A Computer Absolutely Can Be Sexy - Jonathan Ive - lawlit
http://www.youtube.com/watch?v=e1KD7DdnRb8

======
pierreminik
Beauty lies in the eye of the beholder. ;)

On another note: There should be some filters you could be apply so you'd
minimize risk of exposure to such movies as the highest recommended to that
one titled "Sorry, Steve Jobs, But Business is Business".

It's so cliche that people who use the phrase "Business is Business" are just
incomprehensibly _[insert awful adjective]_ tools that aren't actually "in
Business" themselves but really, _really_ wish they were.

Nothing should be off topic but it doesn't take much to at least show a little
respect. When public figures doesn't share their personal life aspects perhaps
they have their reasons. This celebrity dehumanization is spiteful.

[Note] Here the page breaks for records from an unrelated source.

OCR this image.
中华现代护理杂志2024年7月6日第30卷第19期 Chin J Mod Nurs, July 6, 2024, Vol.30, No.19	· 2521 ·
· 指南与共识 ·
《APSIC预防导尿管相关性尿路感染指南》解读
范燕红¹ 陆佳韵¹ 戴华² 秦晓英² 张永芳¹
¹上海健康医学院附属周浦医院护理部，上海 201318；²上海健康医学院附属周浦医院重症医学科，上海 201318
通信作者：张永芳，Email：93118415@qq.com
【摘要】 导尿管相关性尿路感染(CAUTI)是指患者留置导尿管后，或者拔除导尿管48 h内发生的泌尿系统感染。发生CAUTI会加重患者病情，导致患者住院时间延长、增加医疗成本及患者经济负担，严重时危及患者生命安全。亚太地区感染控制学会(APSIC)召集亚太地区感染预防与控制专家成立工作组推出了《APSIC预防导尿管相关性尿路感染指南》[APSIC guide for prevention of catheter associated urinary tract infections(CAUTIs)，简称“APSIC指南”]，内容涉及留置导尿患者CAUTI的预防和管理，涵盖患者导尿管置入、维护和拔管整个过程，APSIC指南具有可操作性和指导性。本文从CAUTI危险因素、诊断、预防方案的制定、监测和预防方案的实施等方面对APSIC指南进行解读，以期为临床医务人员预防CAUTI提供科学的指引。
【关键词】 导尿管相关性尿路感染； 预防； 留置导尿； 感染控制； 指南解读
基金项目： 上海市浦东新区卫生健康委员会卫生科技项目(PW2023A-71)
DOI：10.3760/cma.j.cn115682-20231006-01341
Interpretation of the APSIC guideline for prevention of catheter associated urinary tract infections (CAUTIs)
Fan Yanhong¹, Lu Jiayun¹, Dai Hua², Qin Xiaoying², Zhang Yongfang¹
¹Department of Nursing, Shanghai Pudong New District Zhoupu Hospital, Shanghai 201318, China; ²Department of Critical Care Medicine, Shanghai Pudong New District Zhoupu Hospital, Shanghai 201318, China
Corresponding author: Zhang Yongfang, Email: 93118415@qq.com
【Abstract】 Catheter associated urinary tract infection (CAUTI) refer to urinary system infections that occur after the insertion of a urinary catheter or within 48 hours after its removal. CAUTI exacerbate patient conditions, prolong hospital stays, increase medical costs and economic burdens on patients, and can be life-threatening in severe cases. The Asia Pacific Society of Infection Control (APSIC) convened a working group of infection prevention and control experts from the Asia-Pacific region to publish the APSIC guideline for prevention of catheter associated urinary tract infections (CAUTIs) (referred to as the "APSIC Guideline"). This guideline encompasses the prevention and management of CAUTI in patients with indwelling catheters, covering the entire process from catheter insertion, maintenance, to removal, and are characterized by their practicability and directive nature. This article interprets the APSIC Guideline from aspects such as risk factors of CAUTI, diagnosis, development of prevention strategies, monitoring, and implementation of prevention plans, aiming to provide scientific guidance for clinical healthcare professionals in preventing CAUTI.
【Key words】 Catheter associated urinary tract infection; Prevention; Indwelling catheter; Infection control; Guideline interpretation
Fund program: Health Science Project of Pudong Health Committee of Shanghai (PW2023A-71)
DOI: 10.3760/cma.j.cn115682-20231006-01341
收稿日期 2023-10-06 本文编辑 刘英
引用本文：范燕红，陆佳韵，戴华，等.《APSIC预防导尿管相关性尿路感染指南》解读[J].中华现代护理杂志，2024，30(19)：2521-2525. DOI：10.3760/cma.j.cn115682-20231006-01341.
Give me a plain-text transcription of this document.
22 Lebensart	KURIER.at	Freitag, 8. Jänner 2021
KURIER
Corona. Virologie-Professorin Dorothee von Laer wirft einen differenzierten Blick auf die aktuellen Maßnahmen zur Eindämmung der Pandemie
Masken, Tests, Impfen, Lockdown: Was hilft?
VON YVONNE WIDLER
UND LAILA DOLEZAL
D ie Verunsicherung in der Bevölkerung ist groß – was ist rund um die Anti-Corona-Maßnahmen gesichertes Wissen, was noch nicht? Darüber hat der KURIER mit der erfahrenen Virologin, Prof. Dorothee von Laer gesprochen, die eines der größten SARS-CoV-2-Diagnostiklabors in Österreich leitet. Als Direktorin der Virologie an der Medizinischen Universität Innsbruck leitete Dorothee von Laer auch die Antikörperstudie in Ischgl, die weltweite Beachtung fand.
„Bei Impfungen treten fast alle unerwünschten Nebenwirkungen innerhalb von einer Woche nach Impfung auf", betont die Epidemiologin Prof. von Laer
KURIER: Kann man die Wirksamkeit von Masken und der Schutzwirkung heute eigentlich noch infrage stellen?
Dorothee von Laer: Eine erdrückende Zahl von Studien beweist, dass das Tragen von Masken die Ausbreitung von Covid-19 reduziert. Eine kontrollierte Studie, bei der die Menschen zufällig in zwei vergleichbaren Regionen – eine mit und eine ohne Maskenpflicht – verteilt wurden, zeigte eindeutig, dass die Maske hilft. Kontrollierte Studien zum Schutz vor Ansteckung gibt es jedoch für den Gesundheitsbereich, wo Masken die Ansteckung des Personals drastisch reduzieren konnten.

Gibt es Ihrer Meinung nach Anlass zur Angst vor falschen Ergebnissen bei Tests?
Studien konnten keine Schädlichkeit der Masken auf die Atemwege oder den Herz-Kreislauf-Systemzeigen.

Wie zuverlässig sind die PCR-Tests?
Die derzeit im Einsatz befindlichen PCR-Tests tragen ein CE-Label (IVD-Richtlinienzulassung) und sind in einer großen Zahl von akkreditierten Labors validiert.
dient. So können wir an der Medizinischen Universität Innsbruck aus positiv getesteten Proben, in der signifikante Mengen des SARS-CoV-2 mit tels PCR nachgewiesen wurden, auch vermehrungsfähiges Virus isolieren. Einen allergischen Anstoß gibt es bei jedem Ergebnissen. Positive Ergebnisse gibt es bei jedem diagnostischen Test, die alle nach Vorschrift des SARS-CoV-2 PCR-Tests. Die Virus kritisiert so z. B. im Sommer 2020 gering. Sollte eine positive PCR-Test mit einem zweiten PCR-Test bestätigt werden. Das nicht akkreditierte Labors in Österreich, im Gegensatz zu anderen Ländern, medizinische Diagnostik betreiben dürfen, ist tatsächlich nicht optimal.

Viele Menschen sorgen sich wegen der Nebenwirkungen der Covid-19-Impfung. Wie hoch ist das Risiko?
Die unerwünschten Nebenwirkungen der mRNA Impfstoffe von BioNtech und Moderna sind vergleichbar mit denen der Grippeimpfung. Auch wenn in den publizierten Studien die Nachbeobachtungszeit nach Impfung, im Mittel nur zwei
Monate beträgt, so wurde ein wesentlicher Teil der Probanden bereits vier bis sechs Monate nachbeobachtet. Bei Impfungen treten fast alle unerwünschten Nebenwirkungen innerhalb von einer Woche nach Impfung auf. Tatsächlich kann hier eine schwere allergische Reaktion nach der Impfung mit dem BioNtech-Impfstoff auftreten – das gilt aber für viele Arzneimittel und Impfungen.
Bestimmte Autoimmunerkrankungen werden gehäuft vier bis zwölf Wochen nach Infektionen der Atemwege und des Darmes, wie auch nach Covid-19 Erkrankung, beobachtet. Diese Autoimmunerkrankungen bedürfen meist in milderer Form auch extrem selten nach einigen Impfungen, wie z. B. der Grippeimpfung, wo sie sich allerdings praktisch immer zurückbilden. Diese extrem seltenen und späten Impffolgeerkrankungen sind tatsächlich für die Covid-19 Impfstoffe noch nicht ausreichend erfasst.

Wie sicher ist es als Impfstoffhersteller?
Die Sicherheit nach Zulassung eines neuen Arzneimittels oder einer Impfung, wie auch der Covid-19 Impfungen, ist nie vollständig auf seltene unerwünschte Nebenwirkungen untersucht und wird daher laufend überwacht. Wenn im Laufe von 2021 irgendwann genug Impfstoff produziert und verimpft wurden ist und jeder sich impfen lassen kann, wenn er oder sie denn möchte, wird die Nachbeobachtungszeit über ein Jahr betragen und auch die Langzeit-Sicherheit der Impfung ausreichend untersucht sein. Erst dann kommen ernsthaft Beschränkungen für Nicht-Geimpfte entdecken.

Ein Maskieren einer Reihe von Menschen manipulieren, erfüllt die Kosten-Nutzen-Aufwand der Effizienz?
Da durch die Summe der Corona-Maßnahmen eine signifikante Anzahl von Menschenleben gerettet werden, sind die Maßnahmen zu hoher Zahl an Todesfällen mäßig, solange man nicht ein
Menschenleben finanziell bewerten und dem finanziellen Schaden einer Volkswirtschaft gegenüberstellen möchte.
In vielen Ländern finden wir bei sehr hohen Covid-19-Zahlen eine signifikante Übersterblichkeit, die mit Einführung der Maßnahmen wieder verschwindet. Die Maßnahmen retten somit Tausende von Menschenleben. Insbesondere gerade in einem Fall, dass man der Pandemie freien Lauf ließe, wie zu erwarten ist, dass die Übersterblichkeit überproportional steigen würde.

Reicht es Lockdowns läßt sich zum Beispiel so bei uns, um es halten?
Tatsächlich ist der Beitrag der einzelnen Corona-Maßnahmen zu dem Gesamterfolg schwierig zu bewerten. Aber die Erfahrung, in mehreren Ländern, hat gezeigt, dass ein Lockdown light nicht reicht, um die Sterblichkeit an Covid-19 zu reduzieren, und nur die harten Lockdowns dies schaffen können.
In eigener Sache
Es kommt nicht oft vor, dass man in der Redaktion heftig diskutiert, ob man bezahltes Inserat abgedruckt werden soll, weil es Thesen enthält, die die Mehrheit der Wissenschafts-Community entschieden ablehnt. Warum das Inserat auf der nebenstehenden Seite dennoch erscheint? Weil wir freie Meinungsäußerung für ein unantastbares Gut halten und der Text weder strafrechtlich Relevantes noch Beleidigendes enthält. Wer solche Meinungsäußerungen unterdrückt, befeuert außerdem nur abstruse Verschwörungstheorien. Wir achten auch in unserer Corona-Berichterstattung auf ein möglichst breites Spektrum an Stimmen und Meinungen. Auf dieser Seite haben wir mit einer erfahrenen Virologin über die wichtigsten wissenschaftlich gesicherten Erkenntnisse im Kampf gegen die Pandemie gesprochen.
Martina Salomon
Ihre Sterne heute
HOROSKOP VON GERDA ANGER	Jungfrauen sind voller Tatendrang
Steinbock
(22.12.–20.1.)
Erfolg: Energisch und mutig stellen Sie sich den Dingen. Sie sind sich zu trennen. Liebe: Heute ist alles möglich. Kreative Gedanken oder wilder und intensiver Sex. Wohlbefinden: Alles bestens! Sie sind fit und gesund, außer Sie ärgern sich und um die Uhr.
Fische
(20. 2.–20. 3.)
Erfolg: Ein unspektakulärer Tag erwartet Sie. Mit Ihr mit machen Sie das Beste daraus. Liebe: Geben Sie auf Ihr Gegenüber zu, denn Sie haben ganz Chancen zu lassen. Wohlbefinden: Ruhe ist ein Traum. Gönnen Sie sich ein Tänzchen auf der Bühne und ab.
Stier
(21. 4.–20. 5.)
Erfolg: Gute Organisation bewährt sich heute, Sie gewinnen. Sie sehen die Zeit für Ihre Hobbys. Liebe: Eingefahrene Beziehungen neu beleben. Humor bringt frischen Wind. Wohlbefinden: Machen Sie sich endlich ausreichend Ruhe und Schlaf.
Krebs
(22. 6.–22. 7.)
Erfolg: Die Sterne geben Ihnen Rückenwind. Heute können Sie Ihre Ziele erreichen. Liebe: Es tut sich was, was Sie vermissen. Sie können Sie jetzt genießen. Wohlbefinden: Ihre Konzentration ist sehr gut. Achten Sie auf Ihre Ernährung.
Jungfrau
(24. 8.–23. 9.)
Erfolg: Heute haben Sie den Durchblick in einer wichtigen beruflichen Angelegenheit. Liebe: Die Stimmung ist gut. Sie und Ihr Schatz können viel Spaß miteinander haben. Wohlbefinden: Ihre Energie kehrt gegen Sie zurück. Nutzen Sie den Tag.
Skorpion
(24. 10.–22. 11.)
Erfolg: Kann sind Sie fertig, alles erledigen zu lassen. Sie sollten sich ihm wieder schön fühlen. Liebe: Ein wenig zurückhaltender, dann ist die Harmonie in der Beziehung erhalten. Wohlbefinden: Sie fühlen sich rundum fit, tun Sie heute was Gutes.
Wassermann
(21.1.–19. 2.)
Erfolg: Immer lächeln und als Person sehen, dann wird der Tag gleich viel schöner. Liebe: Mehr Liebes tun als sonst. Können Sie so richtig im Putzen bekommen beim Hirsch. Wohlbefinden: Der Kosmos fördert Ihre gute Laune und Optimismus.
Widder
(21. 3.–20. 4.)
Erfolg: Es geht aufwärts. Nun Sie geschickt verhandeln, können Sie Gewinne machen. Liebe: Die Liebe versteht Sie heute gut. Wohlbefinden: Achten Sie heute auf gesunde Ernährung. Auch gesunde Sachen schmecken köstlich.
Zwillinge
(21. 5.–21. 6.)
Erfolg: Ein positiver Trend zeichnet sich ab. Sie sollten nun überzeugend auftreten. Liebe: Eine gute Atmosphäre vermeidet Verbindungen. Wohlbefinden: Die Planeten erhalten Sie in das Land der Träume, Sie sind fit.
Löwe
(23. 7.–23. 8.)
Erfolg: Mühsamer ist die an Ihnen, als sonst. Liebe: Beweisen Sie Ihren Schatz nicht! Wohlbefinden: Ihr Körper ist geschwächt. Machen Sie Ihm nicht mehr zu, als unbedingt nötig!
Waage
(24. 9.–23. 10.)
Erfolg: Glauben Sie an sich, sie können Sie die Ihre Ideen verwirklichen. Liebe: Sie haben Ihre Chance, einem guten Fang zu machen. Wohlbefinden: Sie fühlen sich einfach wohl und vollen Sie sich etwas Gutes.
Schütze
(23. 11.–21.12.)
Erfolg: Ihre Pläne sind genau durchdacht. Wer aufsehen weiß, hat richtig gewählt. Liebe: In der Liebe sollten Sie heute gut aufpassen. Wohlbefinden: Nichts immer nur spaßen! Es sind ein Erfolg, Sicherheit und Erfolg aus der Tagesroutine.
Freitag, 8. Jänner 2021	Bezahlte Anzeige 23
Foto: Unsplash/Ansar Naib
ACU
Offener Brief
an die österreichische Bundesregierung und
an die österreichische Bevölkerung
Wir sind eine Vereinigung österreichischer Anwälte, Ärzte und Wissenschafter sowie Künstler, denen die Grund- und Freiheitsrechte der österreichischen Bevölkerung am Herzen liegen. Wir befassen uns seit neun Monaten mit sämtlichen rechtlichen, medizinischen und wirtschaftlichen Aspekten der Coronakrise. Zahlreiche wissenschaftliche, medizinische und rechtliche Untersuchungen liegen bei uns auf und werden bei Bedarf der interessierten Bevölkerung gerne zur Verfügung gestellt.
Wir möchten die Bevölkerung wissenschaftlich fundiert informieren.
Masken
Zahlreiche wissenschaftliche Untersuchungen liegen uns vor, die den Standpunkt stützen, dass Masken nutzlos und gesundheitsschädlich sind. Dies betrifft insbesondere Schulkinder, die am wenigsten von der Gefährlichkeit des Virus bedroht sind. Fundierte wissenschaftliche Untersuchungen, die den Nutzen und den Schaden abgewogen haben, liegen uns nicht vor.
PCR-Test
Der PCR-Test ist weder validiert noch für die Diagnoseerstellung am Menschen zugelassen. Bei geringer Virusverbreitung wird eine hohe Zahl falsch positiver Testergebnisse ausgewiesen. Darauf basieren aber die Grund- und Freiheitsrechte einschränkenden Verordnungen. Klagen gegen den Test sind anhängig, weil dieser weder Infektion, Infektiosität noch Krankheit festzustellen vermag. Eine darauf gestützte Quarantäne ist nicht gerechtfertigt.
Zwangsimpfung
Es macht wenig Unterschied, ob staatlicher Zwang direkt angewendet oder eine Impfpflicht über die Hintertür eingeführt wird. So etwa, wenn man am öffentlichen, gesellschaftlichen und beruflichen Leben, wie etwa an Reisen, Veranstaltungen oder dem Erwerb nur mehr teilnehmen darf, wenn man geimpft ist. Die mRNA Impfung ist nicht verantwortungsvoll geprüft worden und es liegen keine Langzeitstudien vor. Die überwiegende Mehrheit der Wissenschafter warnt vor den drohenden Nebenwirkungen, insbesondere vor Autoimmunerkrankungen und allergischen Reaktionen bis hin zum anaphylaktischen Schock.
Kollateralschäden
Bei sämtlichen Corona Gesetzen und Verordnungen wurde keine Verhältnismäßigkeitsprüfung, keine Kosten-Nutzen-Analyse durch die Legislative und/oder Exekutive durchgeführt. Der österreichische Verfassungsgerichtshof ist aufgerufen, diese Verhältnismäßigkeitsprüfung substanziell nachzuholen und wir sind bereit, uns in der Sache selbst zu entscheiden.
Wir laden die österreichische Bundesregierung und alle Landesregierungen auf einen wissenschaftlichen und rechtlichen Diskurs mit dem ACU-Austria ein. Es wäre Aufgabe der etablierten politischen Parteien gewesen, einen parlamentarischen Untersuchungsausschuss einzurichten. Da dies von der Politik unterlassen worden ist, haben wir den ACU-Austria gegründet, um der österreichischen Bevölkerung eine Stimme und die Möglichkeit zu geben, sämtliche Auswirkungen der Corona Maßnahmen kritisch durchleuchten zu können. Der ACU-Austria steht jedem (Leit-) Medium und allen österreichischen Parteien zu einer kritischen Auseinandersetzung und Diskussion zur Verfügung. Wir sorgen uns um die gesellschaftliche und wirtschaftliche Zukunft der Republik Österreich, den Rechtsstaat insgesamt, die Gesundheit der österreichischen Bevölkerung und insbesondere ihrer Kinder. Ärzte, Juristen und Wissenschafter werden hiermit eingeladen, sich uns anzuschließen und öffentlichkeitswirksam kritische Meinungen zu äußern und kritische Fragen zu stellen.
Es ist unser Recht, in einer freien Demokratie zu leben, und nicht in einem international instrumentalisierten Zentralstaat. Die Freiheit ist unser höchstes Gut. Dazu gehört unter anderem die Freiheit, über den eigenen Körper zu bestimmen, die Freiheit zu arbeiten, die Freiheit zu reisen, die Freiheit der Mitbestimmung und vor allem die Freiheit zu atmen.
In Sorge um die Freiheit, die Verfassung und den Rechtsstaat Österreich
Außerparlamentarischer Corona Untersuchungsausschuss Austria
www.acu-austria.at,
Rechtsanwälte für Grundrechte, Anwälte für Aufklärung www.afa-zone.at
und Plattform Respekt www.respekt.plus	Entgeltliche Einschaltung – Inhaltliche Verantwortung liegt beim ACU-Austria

Even worse is his ignorance really comes to show when he goes judgmental on
Jobs' belief, only to project his own idiotic misconception of buddhism.
Buddhism has nothing to do with righteousness such as most other religions.
Buddhism doesn't say you shouldn't be angry because of something as made up as
being "wrong". Buddhism tells you that anger is poison but that it's a part of
being human to be angry. One shouldn't suppress it but acknowledge it.

------
technoslut
I actually love this post because I agreed with this video while agreeing with
the Gizmodo post.

The Greeks had multiple meanings for the word love which I think is more
appropriate. I believe that one can have intimacy with an object or a person
which can be perceived as the the equivalent of 'sexy' in its varied meaning.